Box 1 The rough ride through deglaciation

The upper and lower panels here show high-pass filtered 'proxy' temperature records from ice cores in Greenland12 and Antarctica13, respectively, indicating the abrupt coolings and warmings between 20,000 and 10,000 years ago, superimposed on the general warming trend that characterized the transition from glacial to interglacial conditions. The centre panel shows the inferred courses of events in the north and south.

(1) About 18,000 years ago, changes in Earth's orbital parameters initiate the end of the ice age through increased solar radiation. (2) Fresh water from melting northern ice sheets shuts down thermohaline circulation in the North Atlantic. (3) A 'seesaw' mechanism (grey arrow), which connects the polar regions north and south10, enhances warming in the south. This warming turns on the thermohaline circulation in the Atlantic rapidly, by both (4) a surface advection of saline waters2 and (5) a large-scale discharge of melt water in the south14, which reduces the density of deep water masses formed around Antarctica7, 8.
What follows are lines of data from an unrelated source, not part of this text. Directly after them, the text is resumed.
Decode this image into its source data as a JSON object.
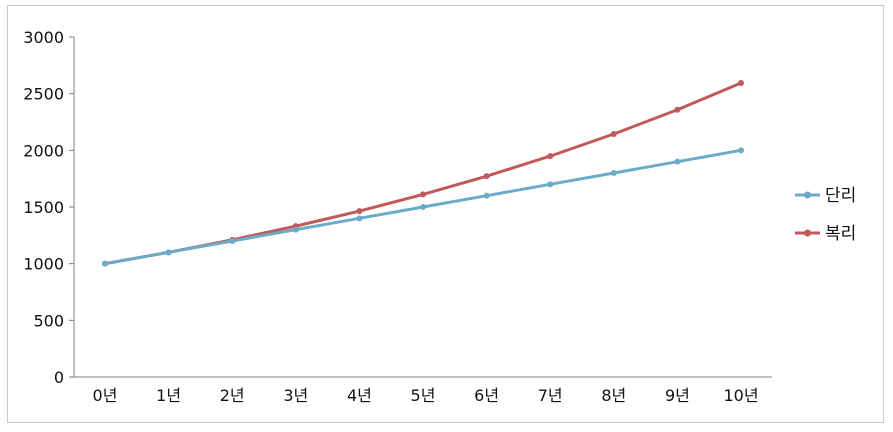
{
  "chart_data": {
    "type": "line",
    "categories": [
      "0년",
      "1년",
      "2년",
      "3년",
      "4년",
      "5년",
      "6년",
      "7년",
      "8년",
      "9년",
      "10년"
    ],
    "series": [
      {
        "name": "단리",
        "color": "#6baac8",
        "values": [
          1000,
          1100,
          1200,
          1300,
          1400,
          1500,
          1600,
          1700,
          1800,
          1900,
          2000
        ]
      },
      {
        "name": "복리",
        "color": "#c0595a",
        "values": [
          1000,
          1100,
          1210,
          1331,
          1464,
          1611,
          1772,
          1949,
          2144,
          2358,
          2594
        ]
      }
    ],
    "y_ticks": [
      "0",
      "500",
      "1000",
      "1500",
      "2000",
      "2500",
      "3000"
    ],
    "ylim": [
      0,
      3000
    ],
    "title": "",
    "xlabel": "",
    "ylabel": "",
    "grid": false,
    "legend_position": "right"
  }
}
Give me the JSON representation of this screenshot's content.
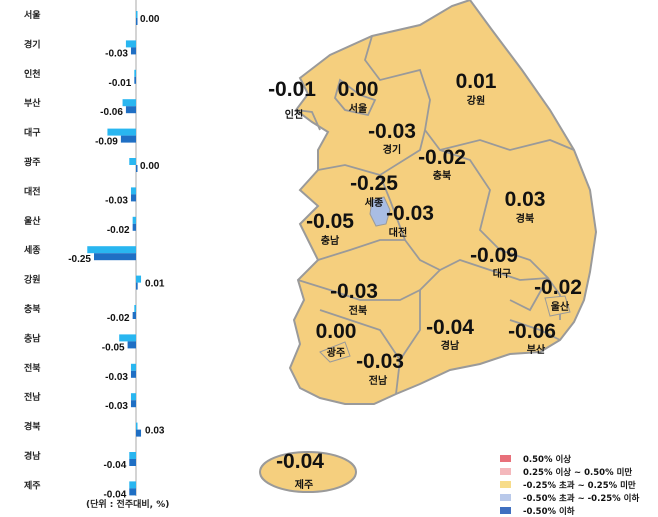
{
  "chart_data": [
    {
      "type": "bar",
      "orientation": "horizontal",
      "categories": [
        "서울",
        "경기",
        "인천",
        "부산",
        "대구",
        "광주",
        "대전",
        "울산",
        "세종",
        "강원",
        "충북",
        "충남",
        "전북",
        "전남",
        "경북",
        "경남",
        "제주"
      ],
      "series": [
        {
          "color": "#29b6f0",
          "values": [
            0.0,
            -0.06,
            -0.01,
            -0.08,
            -0.17,
            -0.04,
            -0.03,
            -0.02,
            -0.29,
            0.03,
            -0.01,
            -0.1,
            -0.03,
            -0.03,
            0.0,
            -0.04,
            -0.04
          ]
        },
        {
          "color": "#1f6fc4",
          "values": [
            0.0,
            -0.03,
            -0.01,
            -0.06,
            -0.09,
            0.0,
            -0.03,
            -0.02,
            -0.25,
            0.01,
            -0.02,
            -0.05,
            -0.03,
            -0.03,
            0.03,
            -0.04,
            -0.04
          ]
        }
      ],
      "value_labels": [
        "0.00",
        "-0.03",
        "-0.01",
        "-0.06",
        "-0.09",
        "0.00",
        "-0.03",
        "-0.02",
        "-0.25",
        "0.01",
        "-0.02",
        "-0.05",
        "-0.03",
        "-0.03",
        "0.03",
        "-0.04",
        "-0.04"
      ],
      "unit_note": "(단위 : 전주대비, %)"
    },
    {
      "type": "map",
      "regions": [
        {
          "name": "인천",
          "value": "-0.01"
        },
        {
          "name": "서울",
          "value": "0.00"
        },
        {
          "name": "강원",
          "value": "0.01"
        },
        {
          "name": "경기",
          "value": "-0.03"
        },
        {
          "name": "충북",
          "value": "-0.02"
        },
        {
          "name": "세종",
          "value": "-0.25"
        },
        {
          "name": "대전",
          "value": "-0.03"
        },
        {
          "name": "충남",
          "value": "-0.05"
        },
        {
          "name": "경북",
          "value": "0.03"
        },
        {
          "name": "대구",
          "value": "-0.09"
        },
        {
          "name": "울산",
          "value": "-0.02"
        },
        {
          "name": "전북",
          "value": "-0.03"
        },
        {
          "name": "경남",
          "value": "-0.04"
        },
        {
          "name": "부산",
          "value": "-0.06"
        },
        {
          "name": "광주",
          "value": "0.00"
        },
        {
          "name": "전남",
          "value": "-0.03"
        },
        {
          "name": "제주",
          "value": "-0.04"
        }
      ],
      "legend": [
        {
          "label": "0.50% 이상",
          "color": "#e8707a"
        },
        {
          "label": "0.25% 이상 ~ 0.50% 미만",
          "color": "#f4b8bc"
        },
        {
          "label": "-0.25% 초과 ~ 0.25% 미만",
          "color": "#f7dc8a"
        },
        {
          "label": "-0.50% 초과 ~ -0.25% 이하",
          "color": "#b9c9ea"
        },
        {
          "label": "-0.50% 이하",
          "color": "#3f6fc0"
        }
      ],
      "fill_color": "#f5cf7e",
      "sejong_color": "#a9bde3"
    }
  ]
}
The north is now in a warm phase, and the seesaw produces (6) the cooling seen in Antarctica from around 14,000 years ago15, and also accelerates melting of northern ice sheets, which reduces the Atlantic thermohaline circulation and triggers an abrupt cooling in the north (7). This stimulates, again by the seesaw, southern warming (8). Finally, the southern warming turns on the thermohaline circulation in the North Atlantic, leading to the final warming in the north (9) that marks the beginning of the current interglacial.

The grey vertical arrows indicate the operation of the seesaw. The red and green arrows indicate the two different mechanisms2, 7, 8 that emerge from modelled simulations of climate, and that are proposed to be the southern cause of switching on the thermohaline circulation in the North Atlantic.